Growing up, there were few secrets to keep from my parents. When they asked how my day had been, the answer was simple and honest. After all, my days were consistently uneventful: school from 8 to 2:30, the occasional after-school hangout in a park or a neighborhood Starbucks, and then coming home and sitting at my desk where, in plain sight, I could be seen fooling around on the Internet under the guise of doing my homework until I was called for dinner.
When college started things changed. I was busier. School started and ended at a different time each day. I started working. I would come home past dinnertime not to a pair of curious parents but a group of rather indifferent roommates who had no interest in my whereabouts.
I was confused by the sheer lack of attention.
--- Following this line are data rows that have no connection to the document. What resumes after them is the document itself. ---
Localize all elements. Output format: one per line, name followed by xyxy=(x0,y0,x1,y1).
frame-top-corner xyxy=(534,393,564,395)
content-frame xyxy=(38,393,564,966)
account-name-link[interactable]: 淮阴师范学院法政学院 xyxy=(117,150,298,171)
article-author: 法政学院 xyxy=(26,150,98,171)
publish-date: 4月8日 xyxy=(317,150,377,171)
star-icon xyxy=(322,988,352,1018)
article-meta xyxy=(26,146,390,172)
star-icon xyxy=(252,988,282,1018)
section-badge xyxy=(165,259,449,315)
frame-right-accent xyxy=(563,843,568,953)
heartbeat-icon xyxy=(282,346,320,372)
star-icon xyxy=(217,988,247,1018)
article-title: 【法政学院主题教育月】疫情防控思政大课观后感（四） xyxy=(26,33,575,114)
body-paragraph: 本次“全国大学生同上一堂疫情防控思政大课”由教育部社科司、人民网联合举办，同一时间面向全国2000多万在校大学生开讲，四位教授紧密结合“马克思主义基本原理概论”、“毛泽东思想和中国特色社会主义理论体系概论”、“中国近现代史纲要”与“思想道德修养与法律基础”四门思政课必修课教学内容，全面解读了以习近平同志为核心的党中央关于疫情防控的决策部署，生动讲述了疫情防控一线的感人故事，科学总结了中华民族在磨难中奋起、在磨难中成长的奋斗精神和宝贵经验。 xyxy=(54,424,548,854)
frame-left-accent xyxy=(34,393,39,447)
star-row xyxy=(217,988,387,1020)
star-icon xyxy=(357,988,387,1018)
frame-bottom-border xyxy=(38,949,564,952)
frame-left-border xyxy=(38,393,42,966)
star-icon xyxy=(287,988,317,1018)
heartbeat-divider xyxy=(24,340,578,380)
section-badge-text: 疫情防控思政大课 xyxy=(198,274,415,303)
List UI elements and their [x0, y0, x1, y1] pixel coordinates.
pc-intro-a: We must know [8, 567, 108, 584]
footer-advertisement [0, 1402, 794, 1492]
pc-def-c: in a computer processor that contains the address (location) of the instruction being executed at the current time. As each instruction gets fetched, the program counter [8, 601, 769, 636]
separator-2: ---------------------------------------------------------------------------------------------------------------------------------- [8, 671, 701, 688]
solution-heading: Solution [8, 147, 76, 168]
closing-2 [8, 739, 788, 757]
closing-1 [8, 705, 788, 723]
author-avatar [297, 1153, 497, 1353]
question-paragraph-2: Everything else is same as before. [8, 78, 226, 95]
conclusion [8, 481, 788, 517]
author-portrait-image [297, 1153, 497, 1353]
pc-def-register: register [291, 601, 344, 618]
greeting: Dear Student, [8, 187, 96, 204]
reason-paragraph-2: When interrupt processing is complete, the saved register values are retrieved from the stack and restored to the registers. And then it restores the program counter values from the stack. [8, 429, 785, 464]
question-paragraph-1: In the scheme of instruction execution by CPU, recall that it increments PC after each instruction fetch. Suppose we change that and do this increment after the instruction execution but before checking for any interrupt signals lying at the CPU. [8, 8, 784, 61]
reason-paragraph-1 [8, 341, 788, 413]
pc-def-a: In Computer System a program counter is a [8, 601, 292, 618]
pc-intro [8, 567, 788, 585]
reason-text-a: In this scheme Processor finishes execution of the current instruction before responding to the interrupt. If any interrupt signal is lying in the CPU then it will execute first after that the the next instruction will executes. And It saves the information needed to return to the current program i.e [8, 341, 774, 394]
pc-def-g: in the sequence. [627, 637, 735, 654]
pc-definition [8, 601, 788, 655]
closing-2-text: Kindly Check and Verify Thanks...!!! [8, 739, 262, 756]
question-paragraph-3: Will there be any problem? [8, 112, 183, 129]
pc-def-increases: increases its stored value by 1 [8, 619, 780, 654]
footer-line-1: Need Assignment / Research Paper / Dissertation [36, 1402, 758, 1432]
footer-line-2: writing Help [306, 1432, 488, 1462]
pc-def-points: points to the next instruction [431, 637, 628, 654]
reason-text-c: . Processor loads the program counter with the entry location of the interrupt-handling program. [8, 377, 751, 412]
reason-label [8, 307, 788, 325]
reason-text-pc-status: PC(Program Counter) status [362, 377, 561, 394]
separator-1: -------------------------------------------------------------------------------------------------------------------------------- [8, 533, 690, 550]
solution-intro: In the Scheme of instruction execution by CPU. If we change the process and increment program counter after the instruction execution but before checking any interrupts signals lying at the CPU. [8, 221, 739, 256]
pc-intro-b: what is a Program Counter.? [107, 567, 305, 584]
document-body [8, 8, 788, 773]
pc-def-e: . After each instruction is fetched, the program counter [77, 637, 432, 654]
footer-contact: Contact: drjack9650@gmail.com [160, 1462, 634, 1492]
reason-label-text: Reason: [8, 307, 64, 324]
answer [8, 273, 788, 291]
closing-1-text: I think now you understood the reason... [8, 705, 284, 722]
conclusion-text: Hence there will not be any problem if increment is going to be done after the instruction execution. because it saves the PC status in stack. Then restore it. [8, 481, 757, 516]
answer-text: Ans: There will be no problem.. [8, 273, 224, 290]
How come nobody cared what I was doing after dark? Or who I ate dinner with? Sharing of information became an optional, voluntary act, one that 3,000 miles slowly turned into a hassle. Time was hard to find, and in the waiting, important stories got buried under others, to be forever forgotten, never shared.
Of course, stories about school and friends covered only a fraction of the experience I was having in New York City. The classroom was one place for learning, but there was plenty of potential to learn everywhere: Washington Square Park, where some days I would be inspired by a small jazz band, and other days I would be the target of racial slurs; my bed after the lights went out, where for hours I would tightrope walk back and forth between anxiety and sleep; friendships that made me laugh, cry, and rip my hair out; internships that made it clear which industries I would not be stepping foot into ever again.
It may be premature to arrive at this conclusion at my young age, but I feel as though the more we live, the more secrets we have. These secrets are different from the ones we grew up dealing with. These are not the secrets that our parents can tell we are keeping when we sneak into the house past curfew, or the ones our friends beg us to reveal—or not reveal. These are secrets that we know we all have: those things that are too complex or heavy or even messed up to share, but crucial to who we are and what lives we are leading.
What I learned in these past three years were those kinds of secrets—tidbits of strength and wisdom I carried around quietly in my pocket. They were my treasures, stored away not because I wanted to hide them but because they were so intimately mine, so deeply personal that nobody else would understand. When I came through the front door of my California home two months ago, I brought these treasures with me. My parents and my sister have their own too. We will not ask about them the same way we ask each other how our day was, but we will remember that they make each of us who we so irreversibly are. Sometimes, the weight of our treasures will be too great to bear alone, and I can only hope that my arms will grow stronger so I can put them to good use when I am called to help carry another’s.